It was Lord Hattersley's first maiden speech for 34 years and the protocol in the peers' House is to be non-controversial and brief. He achieved the latter and almost the former as he spoke during the second reading of the School Standards and Framework Bill.
He said he applauded much of the legislation, but there were three questions he wanted to ask the minister, Baroness Blackstone, which he said were more to do with logic than ideology.
Referring to clause 97 which allows schools to select pupils by aptitude but not ability, he said: "Can my noble friend give us a definition of aptitude which is different from the definition of ability? She knows, because she is the great expert on these matters, that in practice whichever test is imposed produces virtually the same result. The same children go to a selective school whether they are chosen because of ability or aptitude."
He also asked whether it is possible for comprehensive schools to coexist in the same catchment area as a selective school. "It seems to be a matter of logic rather than ideology that if some schools are selective, by definition, those next door cannot be comprehensive," he said.
He also used his short speech to question the Government's nostrum that standards not structures are important. Logic told him the two cannot be separated.
It was a night for firsts.
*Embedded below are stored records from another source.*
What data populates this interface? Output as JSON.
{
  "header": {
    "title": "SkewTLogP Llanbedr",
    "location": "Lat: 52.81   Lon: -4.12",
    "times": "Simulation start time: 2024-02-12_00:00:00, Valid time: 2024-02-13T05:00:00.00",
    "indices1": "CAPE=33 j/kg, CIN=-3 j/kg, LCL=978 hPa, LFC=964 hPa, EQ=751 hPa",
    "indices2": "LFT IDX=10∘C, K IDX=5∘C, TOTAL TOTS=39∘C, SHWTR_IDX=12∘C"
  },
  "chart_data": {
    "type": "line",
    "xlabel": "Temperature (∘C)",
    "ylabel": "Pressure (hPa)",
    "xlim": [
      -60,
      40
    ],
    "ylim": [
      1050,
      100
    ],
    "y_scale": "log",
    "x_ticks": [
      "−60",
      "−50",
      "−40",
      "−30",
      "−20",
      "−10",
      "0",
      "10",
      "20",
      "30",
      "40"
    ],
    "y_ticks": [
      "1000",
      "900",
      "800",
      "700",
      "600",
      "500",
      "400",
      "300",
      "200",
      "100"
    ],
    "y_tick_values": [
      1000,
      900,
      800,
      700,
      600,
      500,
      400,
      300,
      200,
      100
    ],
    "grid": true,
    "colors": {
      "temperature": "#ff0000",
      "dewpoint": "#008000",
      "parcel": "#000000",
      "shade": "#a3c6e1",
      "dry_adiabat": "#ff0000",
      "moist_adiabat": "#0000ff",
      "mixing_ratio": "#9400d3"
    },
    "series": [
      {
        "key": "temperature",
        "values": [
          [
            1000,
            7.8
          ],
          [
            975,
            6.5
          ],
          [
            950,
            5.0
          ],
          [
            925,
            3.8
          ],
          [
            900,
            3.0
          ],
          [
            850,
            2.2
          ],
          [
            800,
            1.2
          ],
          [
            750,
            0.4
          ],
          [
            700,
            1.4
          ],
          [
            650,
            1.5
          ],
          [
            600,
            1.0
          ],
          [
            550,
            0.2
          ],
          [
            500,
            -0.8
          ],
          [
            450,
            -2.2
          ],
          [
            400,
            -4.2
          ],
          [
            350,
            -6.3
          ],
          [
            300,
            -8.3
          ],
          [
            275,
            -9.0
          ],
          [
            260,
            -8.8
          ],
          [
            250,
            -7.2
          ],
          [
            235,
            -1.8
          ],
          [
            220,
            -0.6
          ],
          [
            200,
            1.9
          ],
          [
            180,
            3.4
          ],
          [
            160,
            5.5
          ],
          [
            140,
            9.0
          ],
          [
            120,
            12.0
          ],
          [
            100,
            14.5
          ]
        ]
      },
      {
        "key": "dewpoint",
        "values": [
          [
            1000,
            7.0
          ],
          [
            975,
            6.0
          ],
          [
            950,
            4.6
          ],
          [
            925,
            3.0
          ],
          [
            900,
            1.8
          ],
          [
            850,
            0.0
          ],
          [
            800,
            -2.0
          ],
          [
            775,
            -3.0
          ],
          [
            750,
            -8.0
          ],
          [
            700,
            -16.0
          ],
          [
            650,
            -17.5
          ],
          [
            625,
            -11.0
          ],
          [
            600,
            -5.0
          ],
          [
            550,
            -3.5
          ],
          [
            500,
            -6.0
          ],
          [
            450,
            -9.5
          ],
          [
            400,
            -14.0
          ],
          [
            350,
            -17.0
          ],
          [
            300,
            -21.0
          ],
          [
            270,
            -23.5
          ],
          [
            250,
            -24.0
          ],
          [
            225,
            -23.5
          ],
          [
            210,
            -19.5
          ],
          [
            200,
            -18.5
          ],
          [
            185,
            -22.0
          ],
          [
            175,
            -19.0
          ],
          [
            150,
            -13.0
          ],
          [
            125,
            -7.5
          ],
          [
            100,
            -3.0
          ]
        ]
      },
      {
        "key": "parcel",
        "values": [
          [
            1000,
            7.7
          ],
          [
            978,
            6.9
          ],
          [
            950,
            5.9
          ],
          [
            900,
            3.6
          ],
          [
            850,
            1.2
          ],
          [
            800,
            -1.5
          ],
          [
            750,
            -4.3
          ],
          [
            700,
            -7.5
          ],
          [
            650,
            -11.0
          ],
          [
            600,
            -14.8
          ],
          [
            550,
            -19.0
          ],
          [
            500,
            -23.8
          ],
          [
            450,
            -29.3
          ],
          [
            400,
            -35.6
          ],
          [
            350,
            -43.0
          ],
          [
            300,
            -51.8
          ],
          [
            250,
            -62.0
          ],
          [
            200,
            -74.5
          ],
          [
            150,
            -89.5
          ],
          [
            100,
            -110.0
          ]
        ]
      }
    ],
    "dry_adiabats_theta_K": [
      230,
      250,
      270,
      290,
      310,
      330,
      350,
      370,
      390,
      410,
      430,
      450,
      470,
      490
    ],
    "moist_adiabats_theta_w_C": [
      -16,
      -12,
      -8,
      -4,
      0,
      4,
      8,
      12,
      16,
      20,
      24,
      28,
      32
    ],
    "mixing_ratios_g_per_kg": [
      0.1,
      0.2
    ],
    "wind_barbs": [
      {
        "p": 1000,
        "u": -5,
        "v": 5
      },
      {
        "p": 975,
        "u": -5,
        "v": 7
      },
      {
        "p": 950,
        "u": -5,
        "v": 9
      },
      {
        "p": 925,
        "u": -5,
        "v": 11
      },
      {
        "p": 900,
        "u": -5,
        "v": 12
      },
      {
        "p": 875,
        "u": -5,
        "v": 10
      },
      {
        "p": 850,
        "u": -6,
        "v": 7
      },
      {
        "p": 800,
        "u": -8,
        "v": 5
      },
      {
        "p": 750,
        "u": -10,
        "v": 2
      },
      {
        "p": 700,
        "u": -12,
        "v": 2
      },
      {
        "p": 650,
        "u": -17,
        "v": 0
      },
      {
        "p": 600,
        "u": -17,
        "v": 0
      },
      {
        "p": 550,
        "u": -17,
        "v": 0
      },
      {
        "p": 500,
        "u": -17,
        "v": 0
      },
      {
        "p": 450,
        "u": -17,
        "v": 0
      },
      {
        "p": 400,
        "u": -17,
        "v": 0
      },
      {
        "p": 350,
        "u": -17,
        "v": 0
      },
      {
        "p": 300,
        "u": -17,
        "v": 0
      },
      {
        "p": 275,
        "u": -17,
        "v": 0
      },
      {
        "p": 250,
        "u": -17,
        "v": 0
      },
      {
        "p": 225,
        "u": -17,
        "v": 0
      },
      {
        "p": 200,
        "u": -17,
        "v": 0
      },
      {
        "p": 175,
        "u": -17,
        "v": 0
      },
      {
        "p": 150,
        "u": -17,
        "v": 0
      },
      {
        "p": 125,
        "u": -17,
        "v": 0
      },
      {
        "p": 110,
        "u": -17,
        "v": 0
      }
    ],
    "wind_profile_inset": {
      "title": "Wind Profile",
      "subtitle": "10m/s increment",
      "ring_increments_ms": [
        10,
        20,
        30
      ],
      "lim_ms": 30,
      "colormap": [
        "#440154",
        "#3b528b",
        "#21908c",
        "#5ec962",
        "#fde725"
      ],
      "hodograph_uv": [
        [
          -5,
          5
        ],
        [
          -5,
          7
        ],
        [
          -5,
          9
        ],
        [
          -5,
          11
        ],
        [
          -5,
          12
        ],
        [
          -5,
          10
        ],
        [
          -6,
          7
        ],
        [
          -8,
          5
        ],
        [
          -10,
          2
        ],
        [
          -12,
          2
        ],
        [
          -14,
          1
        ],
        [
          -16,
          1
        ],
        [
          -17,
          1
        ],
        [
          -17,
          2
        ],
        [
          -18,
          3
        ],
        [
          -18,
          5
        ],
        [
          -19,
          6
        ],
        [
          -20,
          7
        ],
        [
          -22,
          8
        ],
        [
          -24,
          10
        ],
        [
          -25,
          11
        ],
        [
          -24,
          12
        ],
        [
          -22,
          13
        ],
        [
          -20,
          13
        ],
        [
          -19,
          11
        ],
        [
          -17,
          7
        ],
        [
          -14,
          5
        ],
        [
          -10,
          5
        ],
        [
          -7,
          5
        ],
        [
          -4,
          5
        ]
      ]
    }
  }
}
Lord (Ron) Dearing, formerly Mr Curriculum and author of the report of the National Committee of the Inquiry into Higher Education, also made his maiden Lords speech. "Mindful of the need to be non-controversial, I carefully scripted my speech only to realise to my horror that the subject I had chosen was leading to industrial action," he said.
He said he agreed with the need to keep class sizes for infants down, home-school agreements to make parents schools' partners and the broadening of opportunities for 14 to 16-year-olds to take part of their education in further education colleges. But he ended with a slight sting, saying: "We have a history of being, understandably, in haste but getting it wrong. I believe spending a little time getting the procedures right will greatly benefit this well-intentioned Bill."
With the other peers less constrained, Lady Blackstone found her policies fell victim to rougher tongues, even from the Labour benches. Lord Peston said he was concerned that the word comprehensive does not appear any where in the Bill. He opposed selection by aptitude, saying selection was selection however it was disguised and that the ballots to end grammar schools were a bureaucratic nightmare. "It will be practically impossible for anyone to get a grammar school abolished I" he said.
Baroness Blatch, leading for the Conservatives, was characteristically robust: "People should be in no doubt about the Bill. It is the socialist's dream: egalitarianism and statism. It means that some of the most successful aspects of our education system must be sacrificed on the altar of socialist dogma."